Es sind solche, die alles, was Tirol und deutsch ist, in der Vergangenheit begraben möchten. Es sind Zeitungen, die je nach Farbe entweder dem Multikulturalismus oder dem Nationalismus huldigen. Es sind „Wissenschaftler“, die Eltern glauben lassen, dass frühe Mehrsprachigkeit eine goldene Brücke für ihre Kinder sei. Es sind Aufsteiger, die sich besonders mondän geben. Schließlich sind es viele, viele Eltern, die glauben, ihre Kinder würden in einer gemischtsprachigen Schule sowohl Deutsch als auch Italienisch besser, schneller und vollständiger lernen als sonst.
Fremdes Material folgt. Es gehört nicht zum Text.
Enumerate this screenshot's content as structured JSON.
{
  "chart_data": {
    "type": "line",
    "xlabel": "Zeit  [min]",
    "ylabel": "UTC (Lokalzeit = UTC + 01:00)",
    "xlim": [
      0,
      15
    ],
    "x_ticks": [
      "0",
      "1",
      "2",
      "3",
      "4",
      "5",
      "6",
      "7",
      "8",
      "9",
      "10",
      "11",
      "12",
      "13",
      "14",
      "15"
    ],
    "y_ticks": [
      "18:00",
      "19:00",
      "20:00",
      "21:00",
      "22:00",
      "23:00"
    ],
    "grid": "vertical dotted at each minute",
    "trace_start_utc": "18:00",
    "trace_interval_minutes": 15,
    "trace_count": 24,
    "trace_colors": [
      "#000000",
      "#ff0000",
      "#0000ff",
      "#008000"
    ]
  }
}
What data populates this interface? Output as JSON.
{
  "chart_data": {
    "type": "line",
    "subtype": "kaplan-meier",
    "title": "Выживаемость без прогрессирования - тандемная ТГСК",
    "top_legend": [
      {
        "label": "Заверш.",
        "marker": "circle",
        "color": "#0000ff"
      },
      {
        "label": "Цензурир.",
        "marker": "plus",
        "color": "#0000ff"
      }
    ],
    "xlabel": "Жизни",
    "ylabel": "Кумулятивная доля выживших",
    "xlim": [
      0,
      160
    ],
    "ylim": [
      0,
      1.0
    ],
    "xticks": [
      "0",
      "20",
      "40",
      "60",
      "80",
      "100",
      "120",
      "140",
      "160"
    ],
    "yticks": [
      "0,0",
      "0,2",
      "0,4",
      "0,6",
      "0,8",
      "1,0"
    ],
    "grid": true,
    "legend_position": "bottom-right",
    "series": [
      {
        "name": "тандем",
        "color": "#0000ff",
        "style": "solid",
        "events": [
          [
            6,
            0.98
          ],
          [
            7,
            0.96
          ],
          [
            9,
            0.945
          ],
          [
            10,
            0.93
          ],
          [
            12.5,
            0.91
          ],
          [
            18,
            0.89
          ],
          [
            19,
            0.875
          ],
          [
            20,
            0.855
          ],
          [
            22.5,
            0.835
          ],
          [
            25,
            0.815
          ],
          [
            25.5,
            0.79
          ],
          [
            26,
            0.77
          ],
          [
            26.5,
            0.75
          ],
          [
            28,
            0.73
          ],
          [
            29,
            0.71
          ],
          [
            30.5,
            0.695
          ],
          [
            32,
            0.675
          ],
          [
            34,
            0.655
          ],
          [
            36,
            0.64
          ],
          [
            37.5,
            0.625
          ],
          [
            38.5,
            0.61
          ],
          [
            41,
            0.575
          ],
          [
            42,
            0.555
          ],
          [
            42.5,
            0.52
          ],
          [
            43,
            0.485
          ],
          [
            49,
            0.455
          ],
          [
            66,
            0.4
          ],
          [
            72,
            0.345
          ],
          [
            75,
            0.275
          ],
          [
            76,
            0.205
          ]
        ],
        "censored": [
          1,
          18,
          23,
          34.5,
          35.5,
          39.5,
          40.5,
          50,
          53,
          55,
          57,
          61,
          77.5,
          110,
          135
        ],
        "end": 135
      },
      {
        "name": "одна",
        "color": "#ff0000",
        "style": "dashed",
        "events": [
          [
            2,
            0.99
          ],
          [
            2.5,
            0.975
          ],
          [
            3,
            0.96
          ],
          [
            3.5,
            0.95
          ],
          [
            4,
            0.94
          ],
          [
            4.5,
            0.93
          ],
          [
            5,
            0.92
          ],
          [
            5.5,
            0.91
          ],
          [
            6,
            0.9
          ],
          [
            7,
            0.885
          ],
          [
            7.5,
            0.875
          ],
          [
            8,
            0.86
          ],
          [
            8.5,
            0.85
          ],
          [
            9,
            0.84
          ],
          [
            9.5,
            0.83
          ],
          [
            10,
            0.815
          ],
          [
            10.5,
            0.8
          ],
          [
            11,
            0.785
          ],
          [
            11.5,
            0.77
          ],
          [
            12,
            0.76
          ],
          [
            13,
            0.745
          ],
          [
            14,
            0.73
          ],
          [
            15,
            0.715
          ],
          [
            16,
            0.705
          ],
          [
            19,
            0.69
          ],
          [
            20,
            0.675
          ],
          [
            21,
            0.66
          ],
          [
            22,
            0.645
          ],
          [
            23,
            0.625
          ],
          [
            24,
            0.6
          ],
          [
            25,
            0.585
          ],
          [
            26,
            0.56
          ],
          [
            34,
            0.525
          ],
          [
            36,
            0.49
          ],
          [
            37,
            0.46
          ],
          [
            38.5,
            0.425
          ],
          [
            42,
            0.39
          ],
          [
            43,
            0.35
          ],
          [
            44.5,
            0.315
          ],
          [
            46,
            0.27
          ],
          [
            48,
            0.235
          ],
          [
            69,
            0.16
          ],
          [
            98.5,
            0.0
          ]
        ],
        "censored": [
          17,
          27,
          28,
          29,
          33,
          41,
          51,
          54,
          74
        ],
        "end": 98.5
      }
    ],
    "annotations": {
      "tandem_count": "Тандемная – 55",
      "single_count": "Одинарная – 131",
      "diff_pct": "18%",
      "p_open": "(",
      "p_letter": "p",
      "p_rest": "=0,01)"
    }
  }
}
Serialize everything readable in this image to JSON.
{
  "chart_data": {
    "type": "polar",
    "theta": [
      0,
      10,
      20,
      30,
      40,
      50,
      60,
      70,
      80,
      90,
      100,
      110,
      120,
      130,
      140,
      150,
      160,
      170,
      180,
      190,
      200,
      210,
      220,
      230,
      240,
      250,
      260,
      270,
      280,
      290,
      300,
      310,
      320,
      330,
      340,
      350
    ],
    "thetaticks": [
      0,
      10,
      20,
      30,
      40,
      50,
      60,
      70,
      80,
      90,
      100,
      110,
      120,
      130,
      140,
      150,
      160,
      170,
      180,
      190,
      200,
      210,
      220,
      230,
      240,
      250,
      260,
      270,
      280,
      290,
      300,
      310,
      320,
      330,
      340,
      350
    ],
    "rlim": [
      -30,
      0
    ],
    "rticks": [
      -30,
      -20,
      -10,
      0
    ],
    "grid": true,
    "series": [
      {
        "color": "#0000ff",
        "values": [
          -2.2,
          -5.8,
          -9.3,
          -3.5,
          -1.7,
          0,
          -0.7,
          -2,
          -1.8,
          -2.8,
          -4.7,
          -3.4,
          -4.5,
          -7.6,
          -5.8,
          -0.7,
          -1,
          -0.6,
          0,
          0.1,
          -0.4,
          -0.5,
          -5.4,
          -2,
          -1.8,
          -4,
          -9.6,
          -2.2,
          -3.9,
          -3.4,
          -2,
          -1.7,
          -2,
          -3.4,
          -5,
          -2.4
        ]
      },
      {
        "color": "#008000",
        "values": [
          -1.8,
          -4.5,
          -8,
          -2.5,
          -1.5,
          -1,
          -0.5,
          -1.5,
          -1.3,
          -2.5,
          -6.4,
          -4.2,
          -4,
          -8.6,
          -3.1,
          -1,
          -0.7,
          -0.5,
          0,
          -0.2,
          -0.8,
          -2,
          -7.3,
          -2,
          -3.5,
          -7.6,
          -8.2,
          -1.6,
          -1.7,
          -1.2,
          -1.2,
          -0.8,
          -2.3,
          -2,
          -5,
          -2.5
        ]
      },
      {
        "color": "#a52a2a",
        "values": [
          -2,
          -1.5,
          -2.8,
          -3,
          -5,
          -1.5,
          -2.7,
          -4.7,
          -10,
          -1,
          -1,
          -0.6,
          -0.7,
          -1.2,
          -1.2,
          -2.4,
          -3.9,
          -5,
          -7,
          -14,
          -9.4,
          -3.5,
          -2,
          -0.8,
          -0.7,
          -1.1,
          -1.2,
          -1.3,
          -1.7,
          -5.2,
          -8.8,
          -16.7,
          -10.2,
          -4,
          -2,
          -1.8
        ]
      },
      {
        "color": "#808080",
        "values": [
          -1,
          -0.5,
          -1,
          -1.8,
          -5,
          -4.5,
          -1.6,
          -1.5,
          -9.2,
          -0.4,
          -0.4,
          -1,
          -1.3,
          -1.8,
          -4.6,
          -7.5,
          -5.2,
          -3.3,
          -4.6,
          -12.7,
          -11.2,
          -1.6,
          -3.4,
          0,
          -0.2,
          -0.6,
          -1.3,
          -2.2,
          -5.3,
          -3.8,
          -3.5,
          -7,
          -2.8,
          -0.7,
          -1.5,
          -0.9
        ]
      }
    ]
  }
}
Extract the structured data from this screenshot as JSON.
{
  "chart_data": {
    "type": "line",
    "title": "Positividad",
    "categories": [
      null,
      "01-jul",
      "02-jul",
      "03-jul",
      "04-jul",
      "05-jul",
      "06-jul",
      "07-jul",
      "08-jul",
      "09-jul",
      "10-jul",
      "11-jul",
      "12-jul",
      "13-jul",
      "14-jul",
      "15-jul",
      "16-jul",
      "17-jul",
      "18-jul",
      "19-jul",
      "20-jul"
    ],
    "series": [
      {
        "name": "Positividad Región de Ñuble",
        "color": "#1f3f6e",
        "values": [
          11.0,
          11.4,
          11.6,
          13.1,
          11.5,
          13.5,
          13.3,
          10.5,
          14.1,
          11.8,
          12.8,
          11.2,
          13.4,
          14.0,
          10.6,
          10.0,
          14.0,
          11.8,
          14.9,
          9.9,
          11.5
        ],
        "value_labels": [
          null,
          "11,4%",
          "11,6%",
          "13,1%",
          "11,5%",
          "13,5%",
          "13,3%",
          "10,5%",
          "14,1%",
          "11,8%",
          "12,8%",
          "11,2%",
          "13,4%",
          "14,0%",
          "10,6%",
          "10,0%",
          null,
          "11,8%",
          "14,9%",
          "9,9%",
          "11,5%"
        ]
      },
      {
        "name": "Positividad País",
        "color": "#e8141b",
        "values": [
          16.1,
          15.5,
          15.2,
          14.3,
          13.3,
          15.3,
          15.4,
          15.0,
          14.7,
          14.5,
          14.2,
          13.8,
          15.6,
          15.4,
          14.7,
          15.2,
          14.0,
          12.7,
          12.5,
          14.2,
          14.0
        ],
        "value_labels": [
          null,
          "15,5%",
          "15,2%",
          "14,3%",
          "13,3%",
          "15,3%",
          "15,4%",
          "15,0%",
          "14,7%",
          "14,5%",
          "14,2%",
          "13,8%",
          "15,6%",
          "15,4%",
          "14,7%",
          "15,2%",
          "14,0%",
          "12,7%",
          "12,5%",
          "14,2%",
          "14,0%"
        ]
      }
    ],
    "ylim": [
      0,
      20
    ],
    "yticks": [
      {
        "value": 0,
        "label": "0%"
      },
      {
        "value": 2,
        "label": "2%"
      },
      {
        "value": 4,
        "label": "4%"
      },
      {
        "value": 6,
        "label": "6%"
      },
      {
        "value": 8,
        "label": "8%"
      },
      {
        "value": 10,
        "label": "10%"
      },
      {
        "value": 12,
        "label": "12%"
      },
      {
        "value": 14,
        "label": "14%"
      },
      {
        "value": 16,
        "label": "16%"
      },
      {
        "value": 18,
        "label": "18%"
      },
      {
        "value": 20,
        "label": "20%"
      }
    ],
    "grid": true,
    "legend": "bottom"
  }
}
Alle diese Strömungen zusammen bilden eine mächtige Lobby. Zum Teil bewusst, meist aber unabsichtlich, sägt und hackt diese Lobby an den Wurzeln der politischen Sonderrechte der Südtiroler herum. Rechte, die im Verhältnis zum italienischen Normalbürger in Mailand oder Rom den relativen Wohlstandsvorteil dieser “Provinz” mitbegründen. Doch diese unsere bescheidene Selbstverwaltung namens Autonomie genießen wir nicht, weil wir italienische Staatsbürger sind und so parlieren wie die Neapolitaner, sondern weil wir eine von der UNO anerkannte, österreichische und folglich nationale Minderheit sind, deren herausragendes (aber nicht einziges und ausschließliches) Merkmal es ist, dem deutschen Sprach- und Kulturraum anzugehören. Somit heißt es: Deutsch sein, deutsch bleiben. Oder italienisch. Oder ladinisch. Daneben verträgt es immer noch sprachliche Fabelwesen – die Kentaure, Sphinxen, Meerjungfrauen, Greife und eierlegenden Wollmilchsäue. Nur bitte nicht als System.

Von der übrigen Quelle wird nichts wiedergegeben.